I did a few other things at RootsTech 2018, including presenting, which is fodder for another post. In the meantime, I’d like to credit RootsTech for the featured image above (because I didn’t get that close to my tv boyfriend) and Utah PBS for the logo for the Seedlings series.

About the Author:

Nancy Loe has an MA in American History and an MLS in Library Science and Archives. She has appeared on PBS’s American Experience, at Rootstech, SCGS Jamboree, and state and regional genealogy conferences. Her website was featured in Family Tree Magazine's “Social Media Mavericks: 40 to Follow.”


  1. Jan Hackett 6 March 2018 at 10:29 AM - Reply

    Great recap of a great keynote speaker. Every year, when RootsTech winds down and I head home I wonder how they will top this one and every year, they do it. I’m never disappointed with RootsTech. Overwhelmed, tired, and ready for my own bed, but always, always leave with head and heart full. Dr. Gates speech was the best!
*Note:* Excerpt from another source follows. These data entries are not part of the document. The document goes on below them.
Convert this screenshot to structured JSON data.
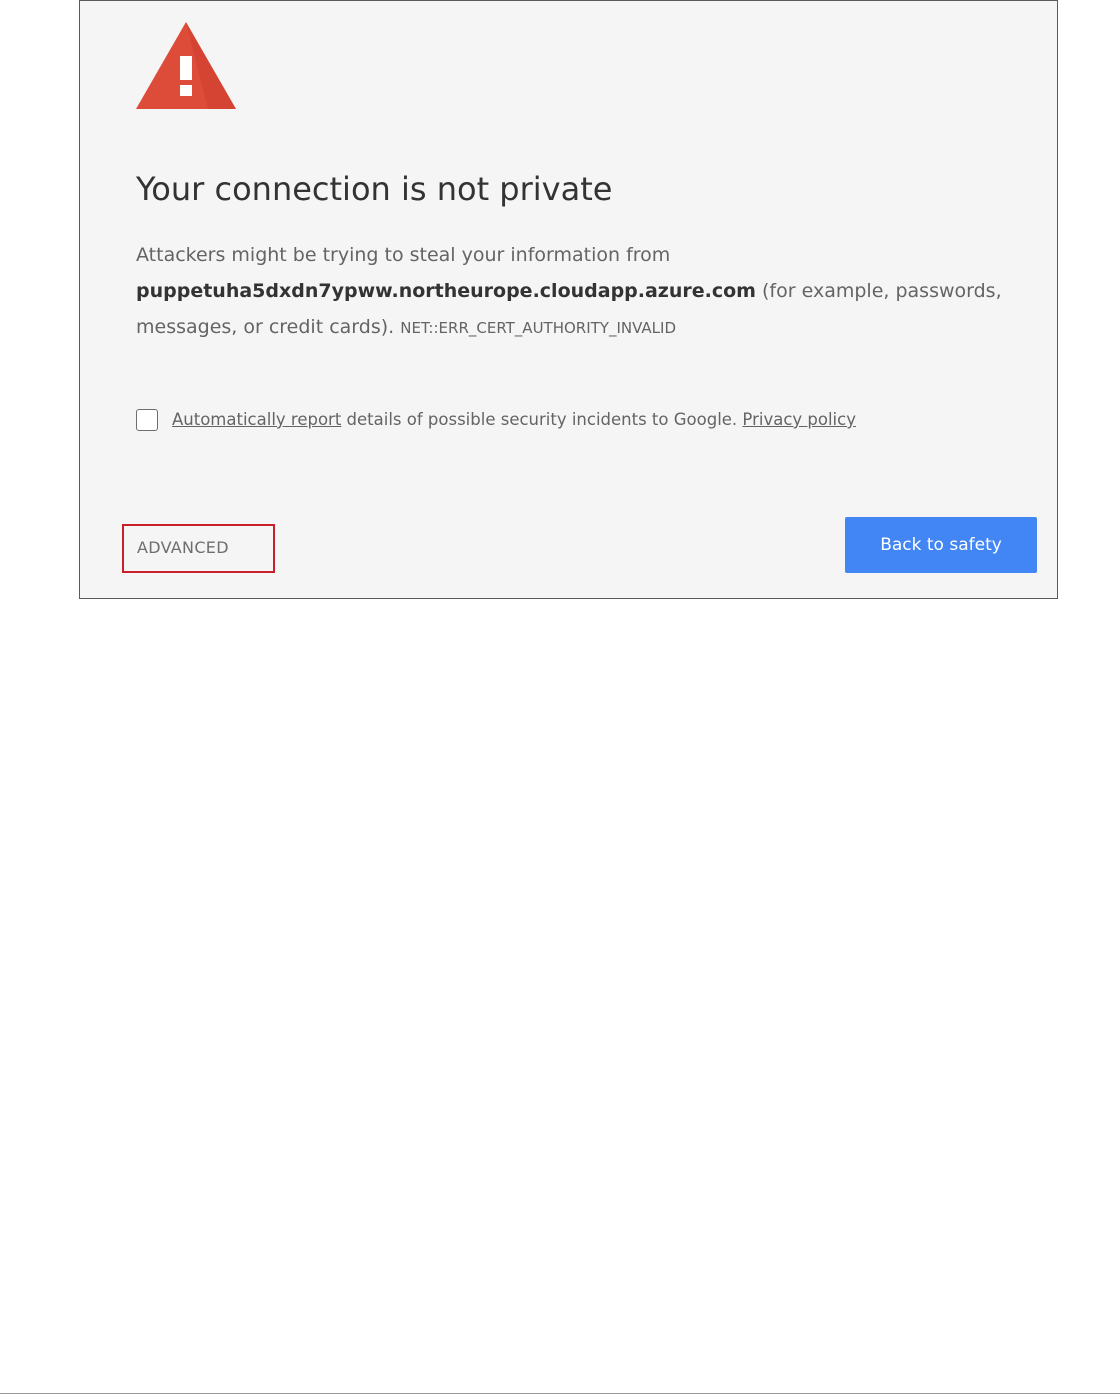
{
  "page": {
    "title": "Your connection is not private",
    "message": {
      "intro": "Attackers might be trying to steal your information from ",
      "host": "puppetuha5dxdn7ypww.northeurope.cloudapp.azure.com",
      "details": " (for example, passwords, messages, or credit cards). ",
      "error_code": "NET::ERR_CERT_AUTHORITY_INVALID"
    },
    "report": {
      "checkbox_checked": false,
      "link_label": "Automatically report",
      "text": " details of possible security incidents to Google. ",
      "privacy_link": "Privacy policy"
    },
    "buttons": {
      "advanced_label": "ADVANCED",
      "back_label": "Back to safety"
    }
  },
  "icons": {
    "warning": "warning-triangle-icon"
  },
  "colors": {
    "warning_red": "#dd4b39",
    "primary_blue": "#4285f4",
    "highlight_box": "#c8202a",
    "panel_background": "#f5f5f5"
  }
}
    • Nancy Loe 9 March 2018 at 3:29 PM - Reply

      RootsTech is taking a beating in reviews I’ve seen because of poor crowd management and not paying speakers. But I’d stand in line anytime to hear Professor Gates. What he has done to make genealogy multicultural is incredible. Glald you got to see him too, Jan.
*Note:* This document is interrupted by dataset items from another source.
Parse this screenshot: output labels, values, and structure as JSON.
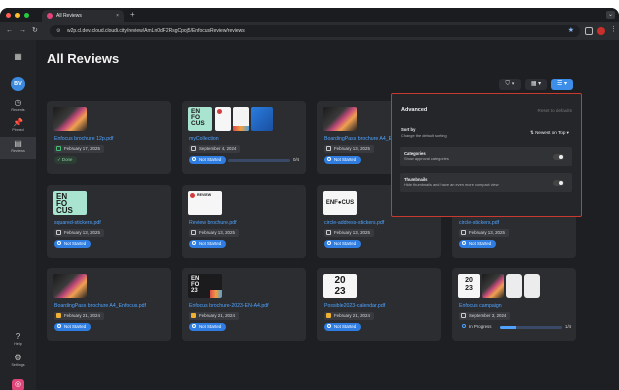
{
  "browser": {
    "tab_title": "All Reviews",
    "tab_close": "×",
    "new_tab": "+",
    "url": "w2p.cl.dev.cloud.cloudi.city/review/AmLn0dF2RsgCpoj5/EnfocusReview/reviews"
  },
  "sidebar": {
    "avatar_initials": "BV",
    "items": [
      {
        "label": "Recents",
        "icon": "clock-icon"
      },
      {
        "label": "Pinned",
        "icon": "pin-icon"
      },
      {
        "label": "Reviews",
        "icon": "reviews-icon"
      },
      {
        "label": "Help",
        "icon": "help-icon"
      },
      {
        "label": "Settings",
        "icon": "gear-icon"
      }
    ]
  },
  "page": {
    "title": "All Reviews"
  },
  "advanced": {
    "title": "Advanced",
    "reset_label": "Reset to defaults",
    "sort_title": "Sort by",
    "sort_desc": "Change the default sorting",
    "sort_value": "Newest on Top",
    "categories_title": "Categories",
    "categories_desc": "Show approval categories",
    "thumbnails_title": "Thumbnails",
    "thumbnails_desc": "Hide thumbnails and have an even more compact view"
  },
  "reviews": [
    {
      "name": "Enfocus brochure 12p.pdf",
      "date": "February 17, 2025",
      "status": "Done"
    },
    {
      "name": "myCollection",
      "date": "September 4, 2024",
      "status": "Not Started",
      "progress_text": "0/4",
      "progress": 0
    },
    {
      "name": "BoardingPass brochure A4_Enfocus.pdf",
      "date": "February 13, 2025",
      "status": "Not Started"
    },
    {
      "name": "squared-stickers.pdf",
      "date": "February 13, 2025",
      "status": "Not Started"
    },
    {
      "name": "Review brochure.pdf",
      "date": "February 13, 2025",
      "status": "Not Started"
    },
    {
      "name": "circle-address-stickers.pdf",
      "date": "February 13, 2025",
      "status": "Not Started"
    },
    {
      "name": "circle-stickers.pdf",
      "date": "February 13, 2025",
      "status": "Not Started"
    },
    {
      "name": "BoardingPass brochure A4_Enfocus.pdf",
      "date": "February 21, 2024",
      "status": "Not Started"
    },
    {
      "name": "Enfocus brochure-2023-EN-A4.pdf",
      "date": "February 21, 2024",
      "status": "Not Started"
    },
    {
      "name": "Possible2023-calendar.pdf",
      "date": "February 21, 2024",
      "status": "Not Started"
    },
    {
      "name": "Enfocus campaign",
      "date": "September 3, 2024",
      "status": "In Progress",
      "progress_text": "1/4",
      "progress": 0.25
    }
  ],
  "thumb_text": {
    "enfocus": "EN\nFO\nCUS",
    "review": "REVIEW",
    "enfocus_logo": "ENF●CUS",
    "cus": "CUS",
    "year": "20\n23",
    "fo": "FO\n23"
  }
}
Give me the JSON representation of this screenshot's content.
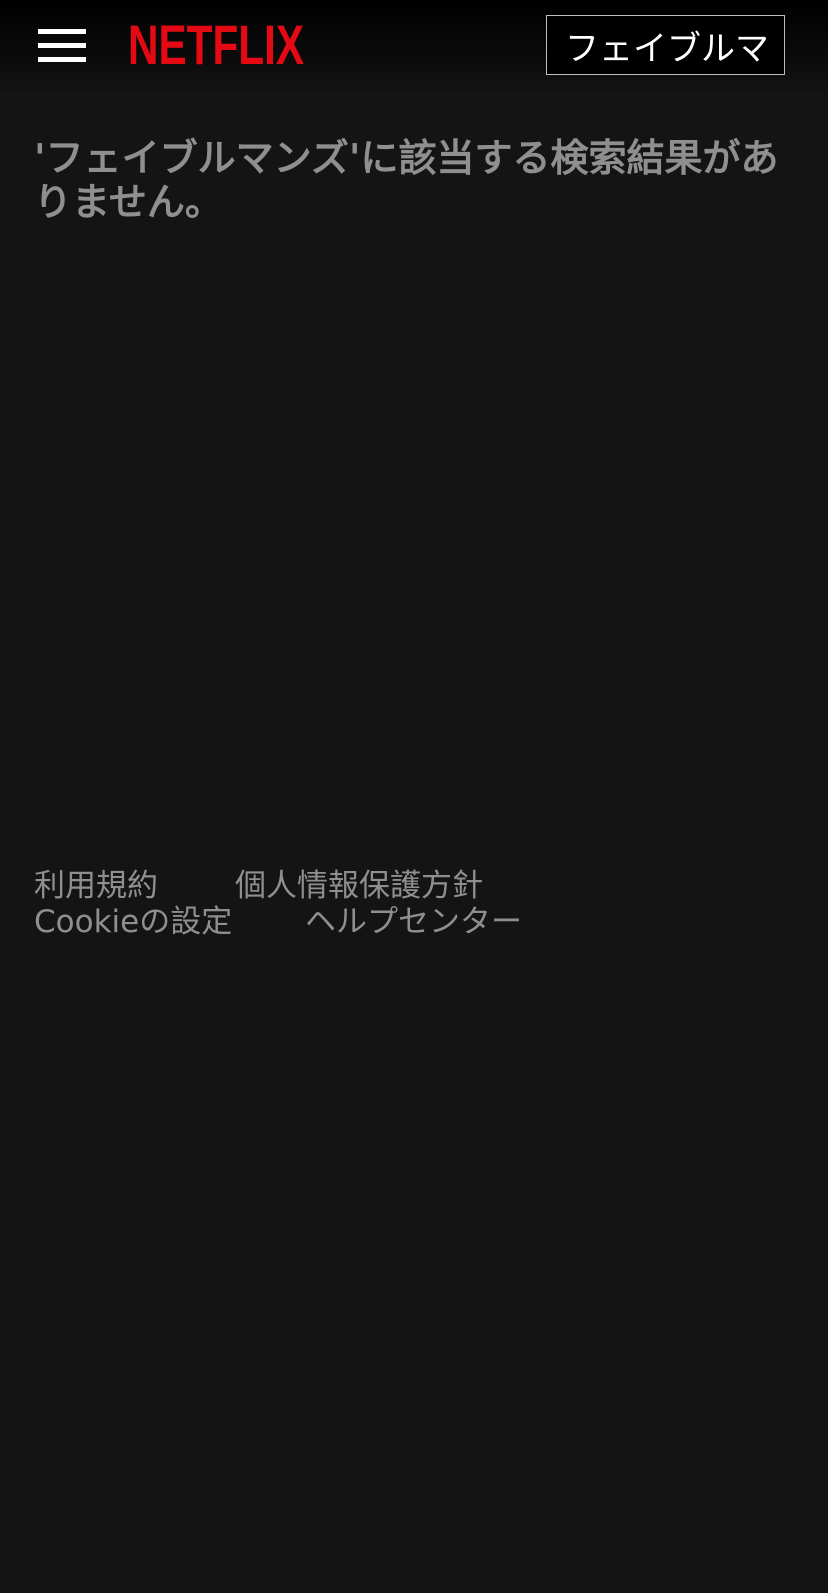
{
  "header": {
    "menu_icon": "hamburger-menu-icon",
    "logo_text": "NETFLIX",
    "brand_color": "#e50914",
    "search_value": "フェイブルマ"
  },
  "main": {
    "no_results_message": "'フェイブルマンズ'に該当する検索結果がありません。"
  },
  "footer": {
    "links": [
      "利用規約",
      "個人情報保護方針",
      "Cookieの設定",
      "ヘルプセンター"
    ]
  }
}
  2. Cari Thomas 5 March 2018 at 4:24 PM - Reply

    Hi Nancy, I was among those sitting at home enthralled by Dr. Gates’ presentation live screening across my computer monitor. Talk about feeling privileged!
    I’ve felt as I have watched his years of TV, that Dr. G was on the dry and a little stand-offish side, but not so this RootsTech Keynote. Here he was as warm and welcoming as a close friend, and not just a friend, but an all-inclusive buddy.
    Thanks Nancy, for your highlighting of that speech and its speaker..
    Cari Thomas
    BTW, I wish they’d have live streamed your talk, too. Would love to have had the opportunity to hear and see you, via RootsTech.
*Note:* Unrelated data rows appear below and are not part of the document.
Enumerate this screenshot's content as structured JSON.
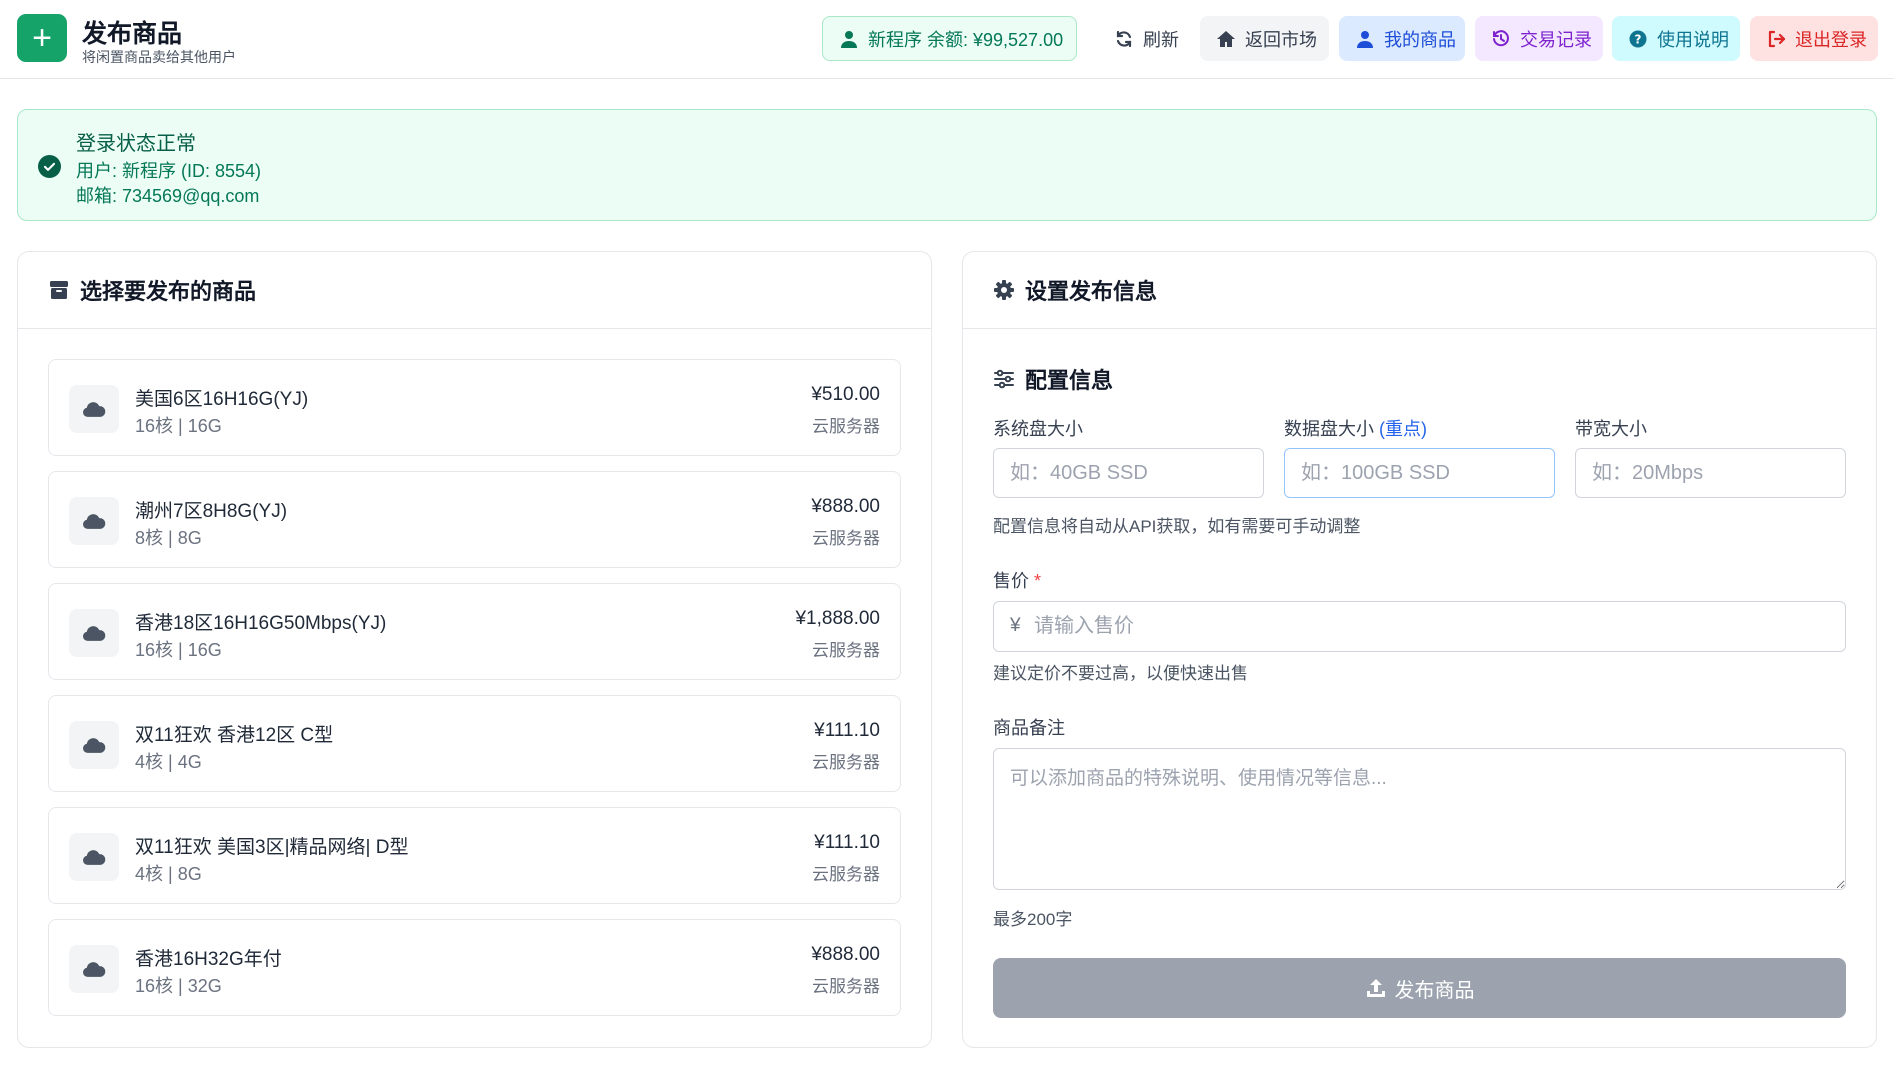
{
  "header": {
    "logo_glyph": "+",
    "title": "发布商品",
    "subtitle": "将闲置商品卖给其他用户",
    "user_badge": "新程序  余额: ¥99,527.00",
    "refresh_label": "刷新",
    "market_label": "返回市场",
    "my_items_label": "我的商品",
    "trades_label": "交易记录",
    "help_label": "使用说明",
    "logout_label": "退出登录"
  },
  "alert": {
    "title": "登录状态正常",
    "user_line": "用户: 新程序 (ID: 8554)",
    "email_line": "邮箱: 734569@qq.com"
  },
  "left_panel": {
    "title": "选择要发布的商品",
    "products": [
      {
        "name": "美国6区16H16G(YJ)",
        "spec": "16核 | 16G",
        "price": "¥510.00",
        "type": "云服务器"
      },
      {
        "name": "潮州7区8H8G(YJ)",
        "spec": "8核 | 8G",
        "price": "¥888.00",
        "type": "云服务器"
      },
      {
        "name": "香港18区16H16G50Mbps(YJ)",
        "spec": "16核 | 16G",
        "price": "¥1,888.00",
        "type": "云服务器"
      },
      {
        "name": "双11狂欢 香港12区 C型",
        "spec": "4核 | 4G",
        "price": "¥111.10",
        "type": "云服务器"
      },
      {
        "name": "双11狂欢 美国3区|精品网络| D型",
        "spec": "4核 | 8G",
        "price": "¥111.10",
        "type": "云服务器"
      },
      {
        "name": "香港16H32G年付",
        "spec": "16核 | 32G",
        "price": "¥888.00",
        "type": "云服务器"
      }
    ]
  },
  "right_panel": {
    "title": "设置发布信息",
    "config_title": "配置信息",
    "system_disk_label": "系统盘大小",
    "system_disk_placeholder": "如：40GB SSD",
    "data_disk_label": "数据盘大小",
    "data_disk_highlight": "(重点)",
    "data_disk_placeholder": "如：100GB SSD",
    "bandwidth_label": "带宽大小",
    "bandwidth_placeholder": "如：20Mbps",
    "config_hint": "配置信息将自动从API获取，如有需要可手动调整",
    "price_label": "售价",
    "required_mark": "*",
    "currency_symbol": "¥",
    "price_placeholder": "请输入售价",
    "price_hint": "建议定价不要过高，以便快速出售",
    "remarks_label": "商品备注",
    "remarks_placeholder": "可以添加商品的特殊说明、使用情况等信息...",
    "remarks_hint": "最多200字",
    "submit_label": "发布商品"
  },
  "colors": {
    "brand_green": "#16a36a",
    "success_bg": "#ecfdf5",
    "submit_disabled": "#9ca3af",
    "link_blue": "#2563eb"
  }
}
    • Nancy Loe 5 March 2018 at 4:41 PM - Reply

      Cari, I’m so glad you could be there virtually! I would love to have met him, but I fear I would have been completely tongue-tied. But in all ways, he works for good and genealogy is just the vehicle.

  3. Janice Hall 5 March 2018 at 3:28 PM - Reply

    You have said so eloquently exactly the way I also feel about Dr. Gates. Thank-you for that and for sharing your experience.

    • Nancy Loe 5 March 2018 at 3:54 PM - Reply

      Thank you, Janice. I was trying not to sound too much like a fangrrl but it’s difficult to avoid when talking about Professor Gates.